Using Nominal Roles for Type Inference

Question

I have a newtype with a phantom type, but I'm having trouble making easy use of it.

Consider the following example:

import Data.Coerce

newtype F a b = F b

myzip :: (Num b) => F a b -> F a b
myzip = (coerce (+)) myf

myf :: F a b
myf = undefined

GHC complains that it Couldn't match representation of type ‘a0’ with that of ‘Int’. Basically, the type of coerce (+) is F a0 -> F a -> F a, rather than the type I want, which is F a -> F a -> F a.

Given a's current role of phantom, this is reasonable. I'm wondering if there's a simple way to get type inference (I don't want to have to write out signatures, that's why I'm using coerce in the first place!) by some other method. In particular, I expected that if I restricted the role of the parameter a to nominal, then GHC would be able to tell that the only possible choice for the signature was the one I wanted. No such luck: GHC gives the same error.

In the event it matters, in my real code the role of a must be at least representational, and b must be nominal.

Answer 1

Let's start by looking at a few types:

coerce (+) :: (Num n, Coercible (n -> n -> n) b) => b
myf :: F c d

The first problem is that GHC has no hope of pinning down n so it can choose an implementation of (+).
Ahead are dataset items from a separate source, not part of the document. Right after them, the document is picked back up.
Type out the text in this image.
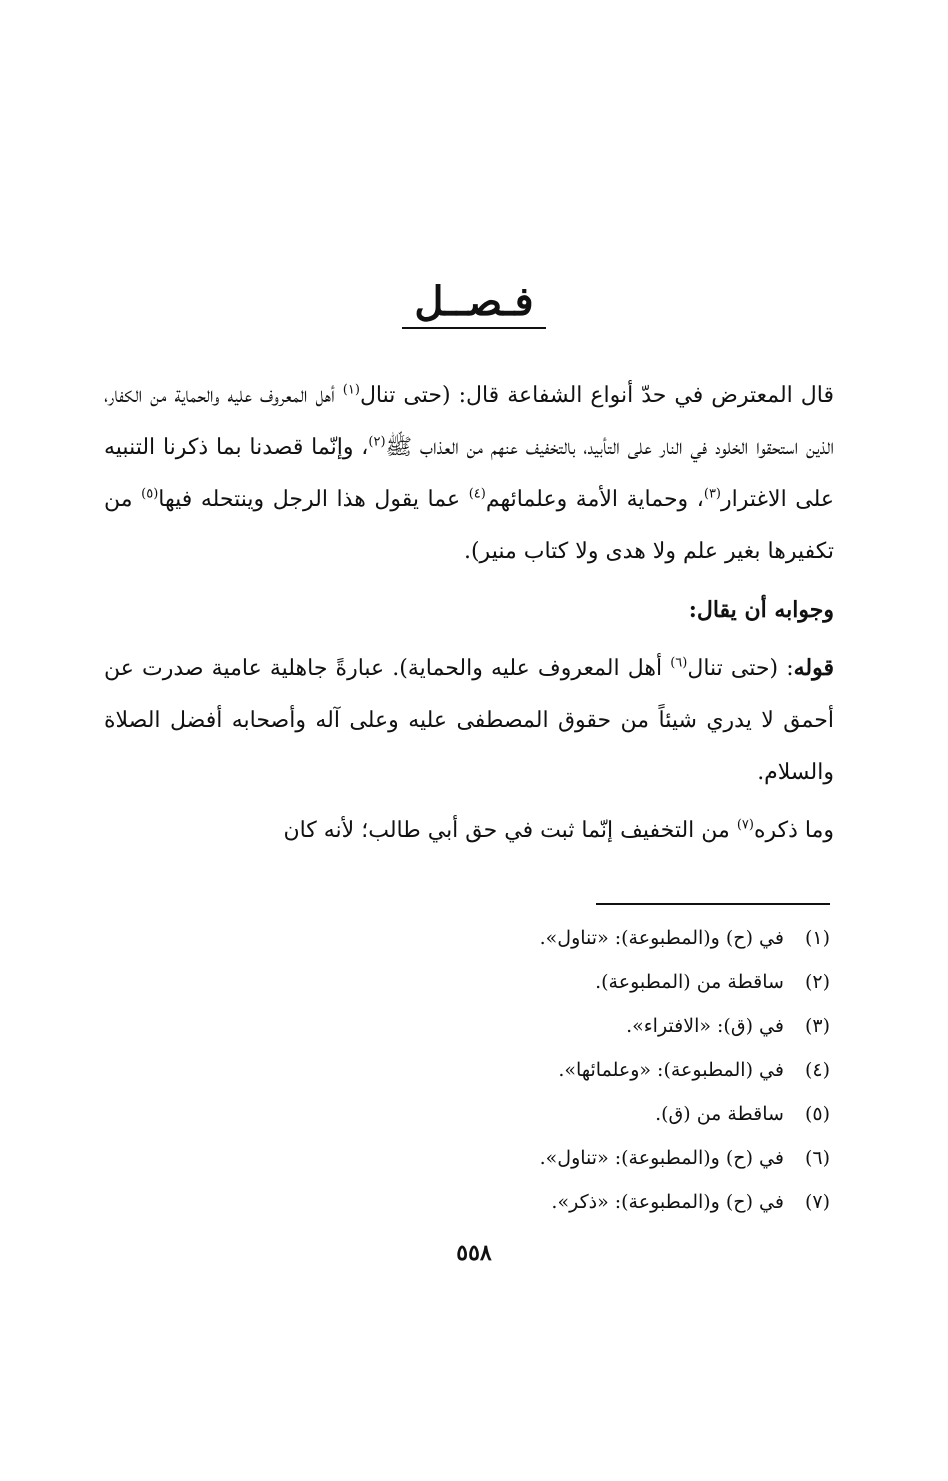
فـصــل

قال المعترض في حدّ أنواع الشفاعة قال: (حتى تنال$^{(١)}$ أهل المعروف عليه والحماية من الكفار، الذين استحقوا الخلود في النار على التأبيد، بالتخفيف عنهم من العذاب ﷺ$^{(٢)}$، وإنّما قصدنا بما ذكرنا التنبيه على الاغترار$^{(٣)}$، وحماية الأمة وعلمائهم$^{(٤)}$ عما يقول هذا الرجل وينتحله فيها$^{(٥)}$ من تكفيرها بغير علم ولا هدى ولا كتاب منير).

وجوابه أن يقال:

قوله: (حتى تنال$^{(٦)}$ أهل المعروف عليه والحماية). عبارةً جاهلية عامية صدرت عن أحمق لا يدري شيئاً من حقوق المصطفى عليه وعلى آله وأصحابه أفضل الصلاة والسلام.

وما ذكره$^{(٧)}$ من التخفيف إنّما ثبت في حق أبي طالب؛ لأنه كان

(١) في (ح) و(المطبوعة): «تناول».
(٢) ساقطة من (المطبوعة).
(٣) في (ق): «الافتراء».
(٤) في (المطبوعة): «وعلمائها».
(٥) ساقطة من (ق).
(٦) في (ح) و(المطبوعة): «تناول».
(٧) في (ح) و(المطبوعة): «ذكر».
٥٥٨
Let's see what happens if we use scoped type variables to attempt a simple solution:

myzip :: forall a b . Num b => F a b -> F a b
myzip = coerce ((+) :: b -> b -> b) myf

This is not accepted. Why? Because the type of myf is ambiguous! We can see this more clearly if we expand out myzip with another argument:

myzip x = coerce ((+) :: b -> b -> b) myf x

From the way Coercible works with type constructors (->, in this case), we can line everything up and conclude that the type of myf must be coercible with b, where x :: F a b. But the type of myf in this context is ambiguous. GHC therefore has no way to select the appropriate Coercible instance between b and a type for myf. Because coerce is really the identity function under the hood, it doesn't matter which one is chosen, but GHC simply won't choose an instance based on an ambiguous type variable. To make this work, you need something like

myzip :: forall a b . Num b => F a b -> F a b
myzip = (coerce ((+) :: b -> b -> b)) (myf :: F a b)

Type roles

Type roles cannot (at least at present) guide instance resolution in any way. All they can do is determine what Coercible instances are generated. Given

class c => X d

GHC will conclude that X d entails c. But given

instance c => X d

GHC will not conclude that X d entails c. I'm not sure of the details of why, but that has always been the case.